Luego visitamos el otro claustro plateresco, la sala de los conversos, la cocina monumental, la iglesia, con su preciosa vidriera y sus sepulcros, la cilla o almacén, el refectorio, etc... Nos marchamos de allí y decidimos pasar por Medinaceli, aunque oímos a un visitante que hacía mucho frío en la ciudad del cielo. Subimos encontrándonos primero con su arco romano, cubierto por andamios, pues estaban reconstruyéndolo. Mis niños se encontraron con unos columpios y no pudieron evitar montarse en ellos a pesar del frío. Paseamos por sus preciosas calles, por la Plaza Mayor, pasó un cortejo procesional ya que era Sábado de Gloria.

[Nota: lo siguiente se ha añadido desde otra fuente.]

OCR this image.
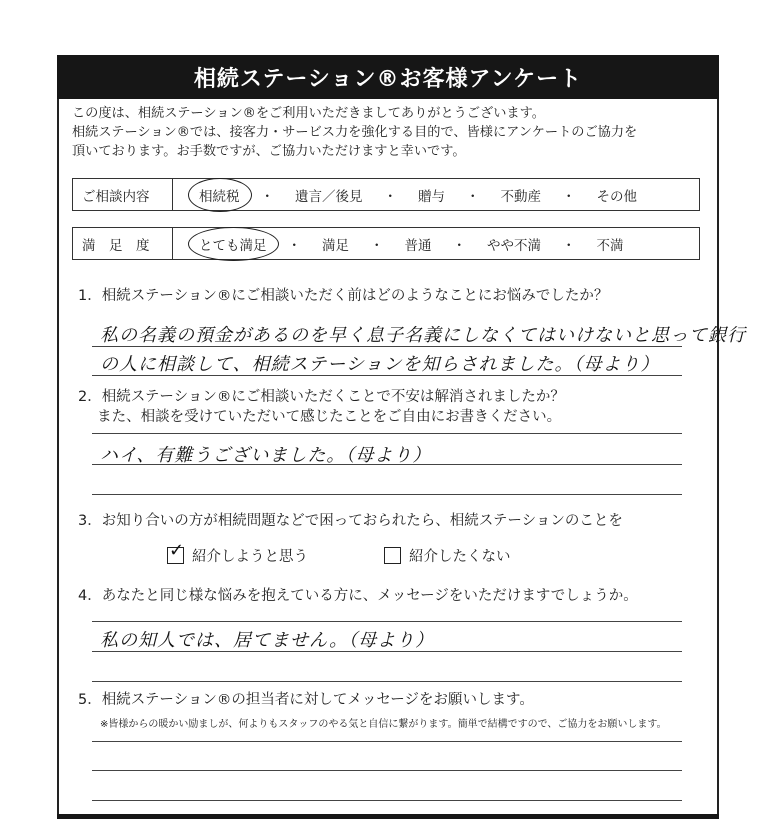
相続ステーション®お客様アンケート
この度は、相続ステーション®をご利用いただきましてありがとうございます。
相続ステーション®では、接客力・サービス力を強化する目的で、皆様にアンケートのご協力を
頂いております。お手数ですが、ご協力いただけますと幸いです。
ご相談内容	相続税	・	遺言／後見	・	贈与	・	不動産	・	その他
満　足　度	とても満足	・	満足	・	普通	・	やや不満	・	不満
1．相続ステーション®にご相談いただく前はどのようなことにお悩みでしたか？
私の名義の預金があるのを早く息子名義にしなくてはいけないと思って銀行
の人に相談して、相続ステーションを知らされました。（母より）
2．相続ステーション®にご相談いただくことで不安は解消されましたか？
　 また、相談を受けていただいて感じたことをご自由にお書きください。
ハイ、有難うございました。（母より）
3．お知り合いの方が相続問題などで困っておられたら、相続ステーションのことを
✓ 紹介しようと思う	紹介したくない
4．あなたと同じ様な悩みを抱えている方に、メッセージをいただけますでしょうか。
私の知人では、居てません。（母より）
5．相続ステーション®の担当者に対してメッセージをお願いします。
※皆様からの暖かい励ましが、何よりもスタッフのやる気と自信に繋がります。簡単で結構ですので、ご協力をお願いします。
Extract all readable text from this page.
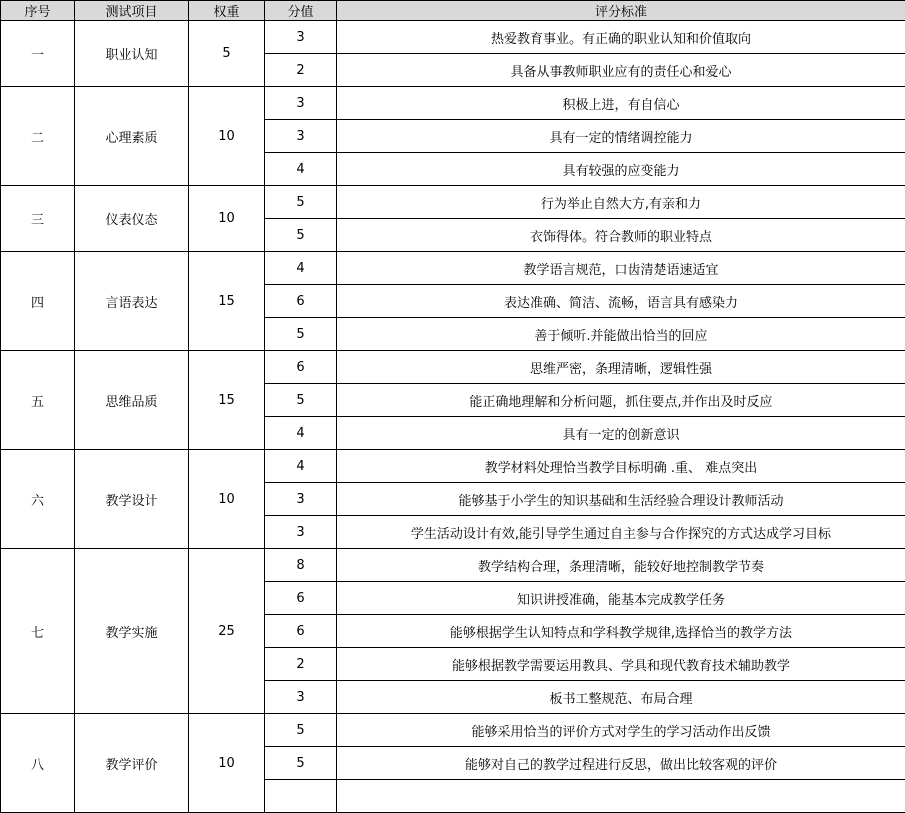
序号	测试项目	权重	分值	评分标准
一	职业认知	5	3	热爱教育事业。有正确的职业认知和价值取向
			2	具备从事教师职业应有的责任心和爱心
二	心理素质	10	3	积极上进，有自信心
			3	具有一定的情绪调控能力
			4	具有较强的应变能力
三	仪表仪态	10	5	行为举止自然大方,有亲和力
			5	衣饰得体。符合教师的职业特点
四	言语表达	15	4	教学语言规范，口齿清楚语速适宜
			6	表达准确、简洁、流畅，语言具有感染力
			5	善于倾听.并能做出恰当的回应
五	思维品质	15	6	思维严密，条理清晰，逻辑性强
			5	能正确地理解和分析问题，抓住要点,并作出及时反应
			4	具有一定的创新意识
六	教学设计	10	4	教学材料处理恰当教学目标明确 .重、 难点突出
			3	能够基于小学生的知识基础和生活经验合理设计教师活动
			3	学生活动设计有效,能引导学生通过自主参与合作探究的方式达成学习目标
七	教学实施	25	8	教学结构合理，条理清晰，能较好地控制教学节奏
			6	知识讲授准确，能基本完成教学任务
			6	能够根据学生认知特点和学科教学规律,选择恰当的教学方法
			2	能够根据教学需要运用教具、学具和现代教育技术辅助教学
			3	板书工整规范、布局合理
八	教学评价	10	5	能够采用恰当的评价方式对学生的学习活动作出反馈
			5	能够对自己的教学过程进行反思，做出比较客观的评价
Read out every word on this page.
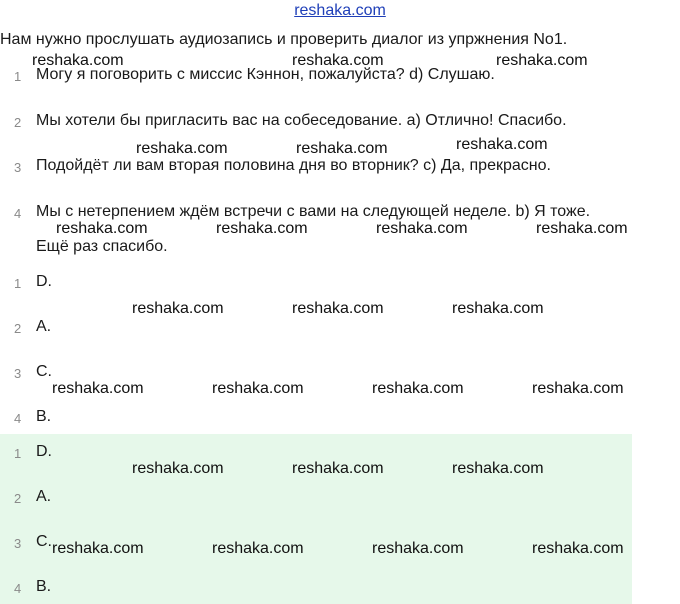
reshaka.com
Нам нужно прослушать аудиозапись и проверить диалог из упржнения No1.
1 Могу я поговорить с миссис Кэннон, пожалуйста? d) Слушаю.
2 Мы хотели бы пригласить вас на собеседование. a) Отлично! Спасибо.
3 Подойдёт ли вам вторая половина дня во вторник? c) Да, прекрасно.
4 Мы с нетерпением ждём встречи с вами на следующей неделе. b) Я тоже.
Ещё раз спасибо.
1 D.
2 A.
3 C.
4 B.
1 D.
2 A.
3 C.
4 B.
reshaka.com	reshaka.com	reshaka.com
reshaka.com	reshaka.com	reshaka.com
reshaka.com	reshaka.com	reshaka.com	reshaka.com
reshaka.com	reshaka.com	reshaka.com
reshaka.com	reshaka.com	reshaka.com	reshaka.com
reshaka.com	reshaka.com	reshaka.com
reshaka.com	reshaka.com	reshaka.com	reshaka.com
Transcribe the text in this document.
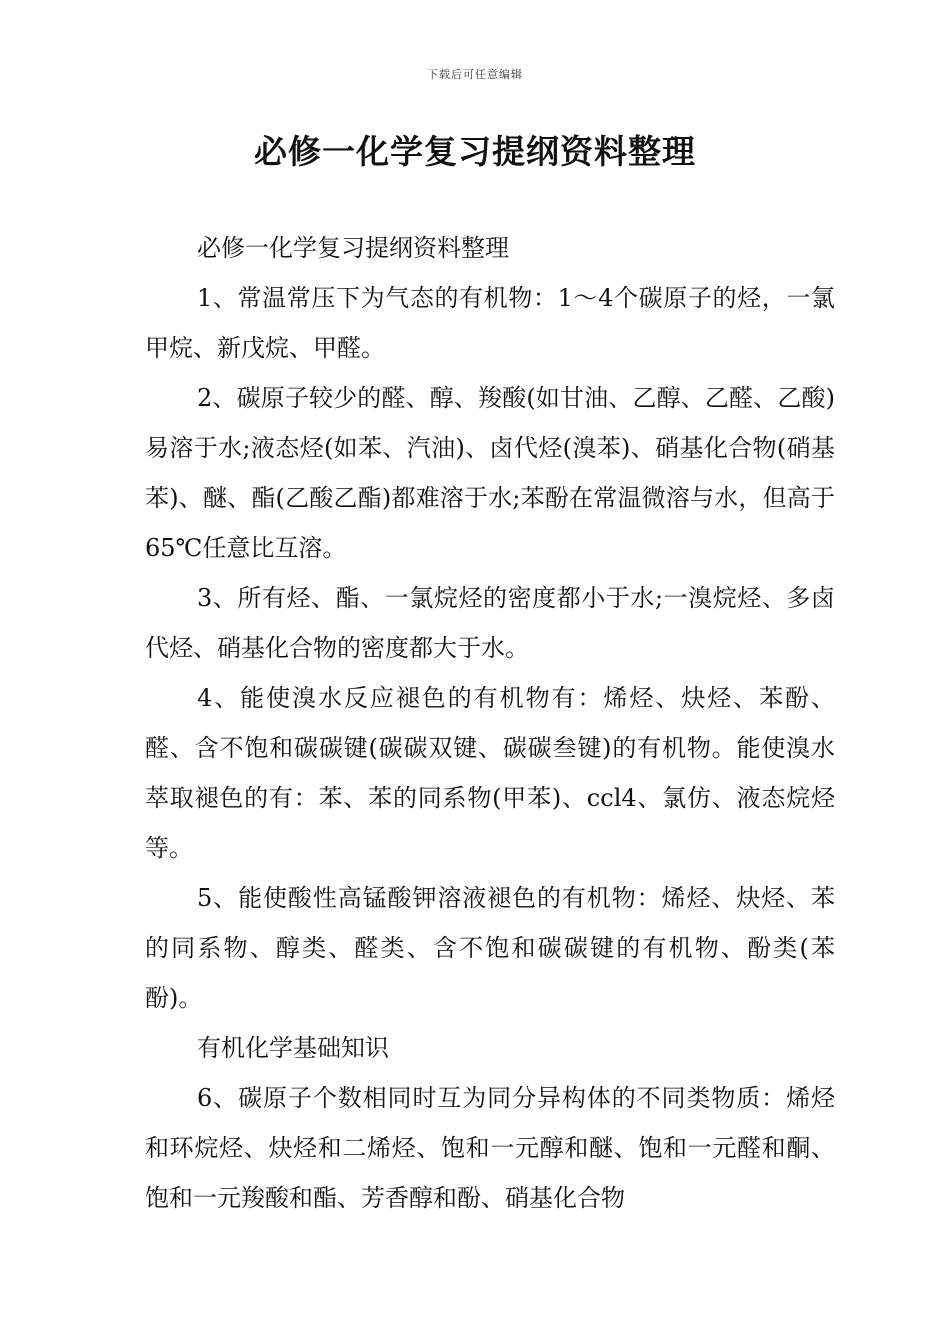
下载后可任意编辑
必修一化学复习提纲资料整理

必修一化学复习提纲资料整理

1、常温常压下为气态的有机物：1～4个碳原子的烃，一氯甲烷、新戊烷、甲醛。

2、碳原子较少的醛、醇、羧酸(如甘油、乙醇、乙醛、乙酸)易溶于水;液态烃(如苯、汽油)、卤代烃(溴苯)、硝基化合物(硝基苯)、醚、酯(乙酸乙酯)都难溶于水;苯酚在常温微溶与水，但高于65℃任意比互溶。

3、所有烃、酯、一氯烷烃的密度都小于水;一溴烷烃、多卤代烃、硝基化合物的密度都大于水。

4、能使溴水反应褪色的有机物有：烯烃、炔烃、苯酚、醛、含不饱和碳碳键(碳碳双键、碳碳叁键)的有机物。能使溴水萃取褪色的有：苯、苯的同系物(甲苯)、ccl4、氯仿、液态烷烃等。

5、能使酸性高锰酸钾溶液褪色的有机物：烯烃、炔烃、苯的同系物、醇类、醛类、含不饱和碳碳键的有机物、酚类(苯酚)。

有机化学基础知识

6、碳原子个数相同时互为同分异构体的不同类物质：烯烃和环烷烃、炔烃和二烯烃、饱和一元醇和醚、饱和一元醛和酮、饱和一元羧酸和酯、芳香醇和酚、硝基化合物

Cuando ya estábamos apunto de marcharnos, Enrique descubrió una casa que vendían del Siglo XVI, por supuesto ya ha llamado y le ronda la cabeza comprarla, no sé en qué quedaremos.
Subimos a nuestro coche dirigiéndonos hacia nuestra preciosa casa, felices por haber pasado unos días tan estupendos y yo muy contenta por haber disfrutado de mi marido y mis hijos al 100%. Son mi vida.